Infografik: 60 Seconds - Things That Happen On Internet Every Sixty Seconds - by: Shanghai Web Designers

Infografik: 60 Sekunden im Internet: Social Media boomt

Besonders im Bereich Social Media passieren laut der Infografik in 60 Sekunden beeindruckend viele Dinge: So gibt es bei Facebook jede Minute mehr als 695.000 Status-Updates, 79.364 Wall-Posts und 510.040 neue Kommentare. Twitter verzeichnet mehr als 98.000 abgesetzte Tweets in der Minute, außerdem werden 320 neue Accounts erstellt. LinkedIn bringt es in gleicher Zeit auf über 100 neue Accounts. Beim Videoportal YouTube werden in 60 Sekunden mehr als 600 neue Videos hochgeladen, was einer zusammengerechneten Spieldauer von über 25 Stunden entspricht. Alle Skype-Telefonate zusammengenommen ergeben über 370.000 Minuten Gesprächszeit. Die Microblogging-Plattform Tumblr verzeichnet mehr als 20.000 neue Posts in der Minute, beim Bilderdienst Flickr werden in gleicher Zeit über 6.600 Bilder hochgeladen.

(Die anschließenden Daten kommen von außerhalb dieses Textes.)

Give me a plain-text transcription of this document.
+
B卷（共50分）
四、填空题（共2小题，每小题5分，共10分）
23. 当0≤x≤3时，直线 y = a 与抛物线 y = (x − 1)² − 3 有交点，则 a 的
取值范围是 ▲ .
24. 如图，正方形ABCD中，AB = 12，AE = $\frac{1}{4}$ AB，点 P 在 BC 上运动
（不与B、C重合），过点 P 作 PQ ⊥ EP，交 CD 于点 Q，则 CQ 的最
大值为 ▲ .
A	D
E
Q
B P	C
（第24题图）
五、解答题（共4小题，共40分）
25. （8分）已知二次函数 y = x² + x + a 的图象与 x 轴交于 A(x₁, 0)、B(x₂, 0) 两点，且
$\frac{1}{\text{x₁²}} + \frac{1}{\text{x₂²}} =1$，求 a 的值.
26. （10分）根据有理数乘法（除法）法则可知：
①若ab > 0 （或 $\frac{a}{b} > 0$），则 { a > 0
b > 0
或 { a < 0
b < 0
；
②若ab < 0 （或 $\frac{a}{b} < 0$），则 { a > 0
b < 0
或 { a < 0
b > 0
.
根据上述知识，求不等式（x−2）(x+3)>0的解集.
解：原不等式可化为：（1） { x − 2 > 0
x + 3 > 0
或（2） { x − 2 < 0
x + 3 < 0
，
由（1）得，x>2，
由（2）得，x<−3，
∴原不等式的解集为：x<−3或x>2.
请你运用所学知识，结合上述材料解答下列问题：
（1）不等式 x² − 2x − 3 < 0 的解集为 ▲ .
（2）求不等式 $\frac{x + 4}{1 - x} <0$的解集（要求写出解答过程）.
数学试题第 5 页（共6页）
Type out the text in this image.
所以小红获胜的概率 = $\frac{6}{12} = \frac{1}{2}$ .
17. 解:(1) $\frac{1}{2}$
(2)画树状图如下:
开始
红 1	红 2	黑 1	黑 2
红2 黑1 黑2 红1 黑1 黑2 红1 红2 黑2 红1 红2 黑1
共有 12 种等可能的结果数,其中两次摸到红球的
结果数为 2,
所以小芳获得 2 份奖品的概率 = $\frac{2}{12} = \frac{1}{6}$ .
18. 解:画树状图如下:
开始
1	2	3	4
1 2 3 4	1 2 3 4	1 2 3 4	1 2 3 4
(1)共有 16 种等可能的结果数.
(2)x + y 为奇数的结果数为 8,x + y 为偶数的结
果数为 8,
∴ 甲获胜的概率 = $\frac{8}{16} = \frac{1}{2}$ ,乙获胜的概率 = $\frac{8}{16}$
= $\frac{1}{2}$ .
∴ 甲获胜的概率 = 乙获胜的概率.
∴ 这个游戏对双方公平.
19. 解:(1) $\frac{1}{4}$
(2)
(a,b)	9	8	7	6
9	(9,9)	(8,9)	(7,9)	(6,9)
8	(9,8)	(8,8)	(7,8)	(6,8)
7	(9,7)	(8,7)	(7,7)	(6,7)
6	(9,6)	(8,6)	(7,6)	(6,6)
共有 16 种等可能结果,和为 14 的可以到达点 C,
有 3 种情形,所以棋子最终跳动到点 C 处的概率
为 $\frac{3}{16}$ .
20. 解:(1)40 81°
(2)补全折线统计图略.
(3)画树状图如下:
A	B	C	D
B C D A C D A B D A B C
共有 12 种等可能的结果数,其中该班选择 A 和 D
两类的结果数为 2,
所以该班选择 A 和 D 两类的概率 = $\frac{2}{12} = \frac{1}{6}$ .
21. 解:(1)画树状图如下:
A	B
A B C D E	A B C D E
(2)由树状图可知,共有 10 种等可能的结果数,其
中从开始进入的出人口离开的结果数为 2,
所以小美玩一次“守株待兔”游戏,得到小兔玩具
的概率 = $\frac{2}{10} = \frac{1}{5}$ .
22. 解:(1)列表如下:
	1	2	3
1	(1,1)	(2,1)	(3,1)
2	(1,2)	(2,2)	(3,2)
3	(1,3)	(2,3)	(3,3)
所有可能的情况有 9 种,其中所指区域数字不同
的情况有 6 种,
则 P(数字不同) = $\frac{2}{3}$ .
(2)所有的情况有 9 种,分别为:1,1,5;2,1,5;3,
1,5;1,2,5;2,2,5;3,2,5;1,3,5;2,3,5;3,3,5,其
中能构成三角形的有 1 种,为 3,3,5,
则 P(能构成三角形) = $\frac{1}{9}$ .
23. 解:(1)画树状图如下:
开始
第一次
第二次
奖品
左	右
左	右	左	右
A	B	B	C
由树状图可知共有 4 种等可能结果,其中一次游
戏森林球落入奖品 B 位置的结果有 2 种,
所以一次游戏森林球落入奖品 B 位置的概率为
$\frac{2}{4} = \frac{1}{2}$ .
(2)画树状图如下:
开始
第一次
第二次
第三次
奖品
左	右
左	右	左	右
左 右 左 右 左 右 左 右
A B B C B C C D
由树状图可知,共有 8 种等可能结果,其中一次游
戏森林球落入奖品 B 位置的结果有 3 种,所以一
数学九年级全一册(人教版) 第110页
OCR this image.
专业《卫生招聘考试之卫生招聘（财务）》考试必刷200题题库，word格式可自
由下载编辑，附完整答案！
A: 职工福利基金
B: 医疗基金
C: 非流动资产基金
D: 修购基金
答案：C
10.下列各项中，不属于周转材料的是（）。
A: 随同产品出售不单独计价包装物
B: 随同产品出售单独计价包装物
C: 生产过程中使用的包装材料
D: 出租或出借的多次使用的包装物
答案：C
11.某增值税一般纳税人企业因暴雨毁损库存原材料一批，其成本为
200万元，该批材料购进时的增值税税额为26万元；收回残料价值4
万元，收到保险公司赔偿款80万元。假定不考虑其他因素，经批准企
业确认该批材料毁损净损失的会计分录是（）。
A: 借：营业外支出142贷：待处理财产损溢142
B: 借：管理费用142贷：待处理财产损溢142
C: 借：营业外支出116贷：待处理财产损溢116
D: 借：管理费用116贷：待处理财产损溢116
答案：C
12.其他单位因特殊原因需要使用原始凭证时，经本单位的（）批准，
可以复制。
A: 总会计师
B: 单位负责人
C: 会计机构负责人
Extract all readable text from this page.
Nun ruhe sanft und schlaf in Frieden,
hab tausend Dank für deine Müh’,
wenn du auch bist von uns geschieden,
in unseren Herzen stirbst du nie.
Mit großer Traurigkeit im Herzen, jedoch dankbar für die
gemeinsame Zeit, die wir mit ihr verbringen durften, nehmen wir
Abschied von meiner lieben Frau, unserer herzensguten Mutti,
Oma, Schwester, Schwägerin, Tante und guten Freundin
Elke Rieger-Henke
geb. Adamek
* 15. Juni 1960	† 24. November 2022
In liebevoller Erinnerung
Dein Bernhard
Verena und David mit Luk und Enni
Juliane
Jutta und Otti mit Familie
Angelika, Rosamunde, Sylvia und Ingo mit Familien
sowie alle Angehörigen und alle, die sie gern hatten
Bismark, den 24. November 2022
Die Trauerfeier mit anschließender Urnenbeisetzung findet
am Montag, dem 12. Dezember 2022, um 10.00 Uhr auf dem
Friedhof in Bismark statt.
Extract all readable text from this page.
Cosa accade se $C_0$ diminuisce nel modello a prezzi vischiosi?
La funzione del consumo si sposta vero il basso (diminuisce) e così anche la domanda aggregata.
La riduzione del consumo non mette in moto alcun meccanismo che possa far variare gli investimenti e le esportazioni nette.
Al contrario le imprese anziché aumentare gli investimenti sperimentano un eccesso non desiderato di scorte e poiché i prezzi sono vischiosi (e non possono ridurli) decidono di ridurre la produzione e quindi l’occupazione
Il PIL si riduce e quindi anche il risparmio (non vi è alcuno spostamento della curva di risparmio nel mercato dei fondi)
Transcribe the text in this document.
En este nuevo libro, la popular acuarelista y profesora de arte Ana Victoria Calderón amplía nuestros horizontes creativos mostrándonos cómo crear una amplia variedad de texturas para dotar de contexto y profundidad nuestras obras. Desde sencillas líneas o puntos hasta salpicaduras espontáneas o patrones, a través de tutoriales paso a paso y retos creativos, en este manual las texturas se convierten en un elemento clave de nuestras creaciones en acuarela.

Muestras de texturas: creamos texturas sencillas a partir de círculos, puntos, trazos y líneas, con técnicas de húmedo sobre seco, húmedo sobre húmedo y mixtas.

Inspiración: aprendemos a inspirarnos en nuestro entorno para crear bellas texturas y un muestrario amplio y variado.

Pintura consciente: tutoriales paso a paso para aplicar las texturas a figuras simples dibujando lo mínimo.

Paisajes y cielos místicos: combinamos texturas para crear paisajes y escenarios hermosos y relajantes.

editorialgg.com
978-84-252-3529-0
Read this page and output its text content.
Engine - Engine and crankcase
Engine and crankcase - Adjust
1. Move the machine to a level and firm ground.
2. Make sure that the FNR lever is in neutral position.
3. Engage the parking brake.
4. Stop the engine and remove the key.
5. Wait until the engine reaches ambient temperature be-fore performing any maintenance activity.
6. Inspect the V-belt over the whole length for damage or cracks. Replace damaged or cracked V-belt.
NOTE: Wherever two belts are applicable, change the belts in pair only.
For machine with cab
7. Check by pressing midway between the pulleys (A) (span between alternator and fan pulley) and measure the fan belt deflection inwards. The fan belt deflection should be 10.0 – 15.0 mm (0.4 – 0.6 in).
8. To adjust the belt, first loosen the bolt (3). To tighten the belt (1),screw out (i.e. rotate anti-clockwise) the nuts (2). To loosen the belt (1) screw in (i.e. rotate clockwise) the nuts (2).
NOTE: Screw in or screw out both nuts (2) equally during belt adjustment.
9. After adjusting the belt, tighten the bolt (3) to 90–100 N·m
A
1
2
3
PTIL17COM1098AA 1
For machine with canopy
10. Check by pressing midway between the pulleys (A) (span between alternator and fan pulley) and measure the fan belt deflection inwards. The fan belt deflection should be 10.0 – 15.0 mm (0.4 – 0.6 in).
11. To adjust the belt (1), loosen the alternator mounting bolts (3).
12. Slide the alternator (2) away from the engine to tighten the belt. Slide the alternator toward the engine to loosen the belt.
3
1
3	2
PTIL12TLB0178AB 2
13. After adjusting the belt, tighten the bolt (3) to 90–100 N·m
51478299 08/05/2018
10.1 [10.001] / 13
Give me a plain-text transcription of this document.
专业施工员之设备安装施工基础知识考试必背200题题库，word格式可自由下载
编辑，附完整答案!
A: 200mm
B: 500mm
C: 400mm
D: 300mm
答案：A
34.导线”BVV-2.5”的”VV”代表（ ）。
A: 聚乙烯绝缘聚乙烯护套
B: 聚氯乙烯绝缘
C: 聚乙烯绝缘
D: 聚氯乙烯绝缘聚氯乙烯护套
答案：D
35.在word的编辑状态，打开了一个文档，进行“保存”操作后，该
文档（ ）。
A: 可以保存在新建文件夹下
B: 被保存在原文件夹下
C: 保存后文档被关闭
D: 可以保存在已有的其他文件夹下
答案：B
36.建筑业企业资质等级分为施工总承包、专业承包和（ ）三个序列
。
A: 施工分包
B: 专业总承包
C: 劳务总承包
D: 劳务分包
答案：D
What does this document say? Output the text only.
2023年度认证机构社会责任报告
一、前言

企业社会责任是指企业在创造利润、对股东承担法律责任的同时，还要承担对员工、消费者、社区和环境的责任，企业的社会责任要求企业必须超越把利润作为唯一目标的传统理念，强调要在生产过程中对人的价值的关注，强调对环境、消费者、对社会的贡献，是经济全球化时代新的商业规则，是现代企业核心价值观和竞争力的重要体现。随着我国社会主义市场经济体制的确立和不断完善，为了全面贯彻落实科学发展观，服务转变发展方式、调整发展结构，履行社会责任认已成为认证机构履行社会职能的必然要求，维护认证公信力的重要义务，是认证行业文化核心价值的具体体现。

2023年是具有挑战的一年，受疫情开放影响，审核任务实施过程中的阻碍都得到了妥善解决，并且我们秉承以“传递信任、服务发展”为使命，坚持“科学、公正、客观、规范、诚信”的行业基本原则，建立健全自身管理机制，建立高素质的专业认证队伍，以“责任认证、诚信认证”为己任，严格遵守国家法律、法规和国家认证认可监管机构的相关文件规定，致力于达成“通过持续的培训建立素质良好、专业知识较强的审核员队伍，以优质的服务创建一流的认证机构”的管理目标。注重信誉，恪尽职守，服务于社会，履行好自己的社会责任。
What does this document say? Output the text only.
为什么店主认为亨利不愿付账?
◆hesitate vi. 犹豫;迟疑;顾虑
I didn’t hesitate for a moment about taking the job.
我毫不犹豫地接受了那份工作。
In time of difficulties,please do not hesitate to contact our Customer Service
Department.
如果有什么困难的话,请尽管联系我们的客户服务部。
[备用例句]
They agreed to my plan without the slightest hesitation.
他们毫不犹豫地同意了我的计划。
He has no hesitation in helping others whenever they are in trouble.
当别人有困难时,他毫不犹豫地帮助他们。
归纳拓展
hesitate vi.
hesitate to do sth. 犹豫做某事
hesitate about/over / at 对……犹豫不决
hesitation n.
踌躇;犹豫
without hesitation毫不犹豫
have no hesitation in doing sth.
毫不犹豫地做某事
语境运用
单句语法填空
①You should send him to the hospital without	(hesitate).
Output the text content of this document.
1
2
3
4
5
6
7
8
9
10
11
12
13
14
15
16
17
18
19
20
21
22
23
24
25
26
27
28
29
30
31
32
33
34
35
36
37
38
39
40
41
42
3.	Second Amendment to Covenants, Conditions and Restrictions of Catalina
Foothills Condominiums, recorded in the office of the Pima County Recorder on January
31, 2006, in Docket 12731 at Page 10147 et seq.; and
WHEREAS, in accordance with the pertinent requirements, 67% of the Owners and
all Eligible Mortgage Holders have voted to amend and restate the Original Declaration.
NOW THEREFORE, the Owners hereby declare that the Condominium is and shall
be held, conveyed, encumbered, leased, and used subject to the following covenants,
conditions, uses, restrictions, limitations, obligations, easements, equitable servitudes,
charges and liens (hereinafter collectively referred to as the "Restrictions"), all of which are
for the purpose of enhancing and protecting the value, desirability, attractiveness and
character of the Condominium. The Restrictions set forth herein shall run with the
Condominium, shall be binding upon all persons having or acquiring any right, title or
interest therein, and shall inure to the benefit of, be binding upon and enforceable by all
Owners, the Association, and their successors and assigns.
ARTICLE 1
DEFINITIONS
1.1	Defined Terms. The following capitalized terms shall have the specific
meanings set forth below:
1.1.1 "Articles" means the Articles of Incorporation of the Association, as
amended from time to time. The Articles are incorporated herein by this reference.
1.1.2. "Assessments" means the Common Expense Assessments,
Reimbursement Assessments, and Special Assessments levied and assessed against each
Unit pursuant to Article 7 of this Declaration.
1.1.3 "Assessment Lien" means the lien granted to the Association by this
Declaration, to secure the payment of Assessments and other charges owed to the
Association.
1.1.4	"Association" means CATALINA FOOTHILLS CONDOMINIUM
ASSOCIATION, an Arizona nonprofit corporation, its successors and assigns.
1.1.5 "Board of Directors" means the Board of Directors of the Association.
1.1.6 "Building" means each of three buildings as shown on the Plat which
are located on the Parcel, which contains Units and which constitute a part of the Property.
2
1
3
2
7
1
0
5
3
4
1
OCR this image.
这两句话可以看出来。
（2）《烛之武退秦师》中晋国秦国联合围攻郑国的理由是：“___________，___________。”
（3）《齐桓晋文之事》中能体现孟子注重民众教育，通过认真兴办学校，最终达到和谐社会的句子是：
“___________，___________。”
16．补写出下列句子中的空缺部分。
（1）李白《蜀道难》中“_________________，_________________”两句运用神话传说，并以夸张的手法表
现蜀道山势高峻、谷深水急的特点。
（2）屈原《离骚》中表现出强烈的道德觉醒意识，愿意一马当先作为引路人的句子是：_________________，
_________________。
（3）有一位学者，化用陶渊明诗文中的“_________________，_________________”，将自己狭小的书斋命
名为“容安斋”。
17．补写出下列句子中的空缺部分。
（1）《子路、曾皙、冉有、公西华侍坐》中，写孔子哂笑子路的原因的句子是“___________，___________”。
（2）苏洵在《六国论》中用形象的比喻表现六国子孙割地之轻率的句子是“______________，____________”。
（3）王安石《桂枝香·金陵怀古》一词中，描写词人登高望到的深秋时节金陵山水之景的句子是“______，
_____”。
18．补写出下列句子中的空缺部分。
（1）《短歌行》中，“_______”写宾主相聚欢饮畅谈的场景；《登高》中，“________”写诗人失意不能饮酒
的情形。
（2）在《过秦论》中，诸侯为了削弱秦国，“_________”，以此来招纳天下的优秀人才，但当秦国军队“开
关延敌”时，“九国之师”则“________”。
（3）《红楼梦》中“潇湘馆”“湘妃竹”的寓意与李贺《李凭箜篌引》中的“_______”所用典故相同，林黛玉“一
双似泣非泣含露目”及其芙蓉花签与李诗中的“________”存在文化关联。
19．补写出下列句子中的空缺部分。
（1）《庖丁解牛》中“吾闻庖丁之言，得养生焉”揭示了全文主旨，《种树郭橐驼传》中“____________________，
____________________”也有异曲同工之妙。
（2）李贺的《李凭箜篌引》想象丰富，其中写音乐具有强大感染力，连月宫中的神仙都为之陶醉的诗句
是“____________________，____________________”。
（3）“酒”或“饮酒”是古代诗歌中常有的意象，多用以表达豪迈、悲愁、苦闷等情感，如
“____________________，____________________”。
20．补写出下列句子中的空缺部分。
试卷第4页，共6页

Downloads, E-Mails, Blog-Posts und neue Domains in einer Minute

Jede Minute werden über 13.000 iPhone Apps, mehr als 1.700 Versionen des Firefox Browsers sowie 50 mal WordPress heruntergeladen. Dazu kommen 125 Downloads von WordPress Plugins. Über Googles Suchmaschine werden in 60 Sekunden 694.445 Suchanfragen bearbeitet, das Fragenportal Answers.com nimmt 100 neue Fragen entgegen, bei Yahoo! Answers sind es 40. Die Blogosphäre wächst in gleicher Zeit um mehr als 60 neue Blogs an und generiert in 60 Sekunden über 1.500 neue Blog-Posts. Außerdem hat das Internet jede Minute mehr als 70 neue Domains zu verzeichnen und auch der E-Mail-Verkehr markiert mit 168 Millionen versandten Mails in 60 Sekunden eine beeindruckende Kennzahl.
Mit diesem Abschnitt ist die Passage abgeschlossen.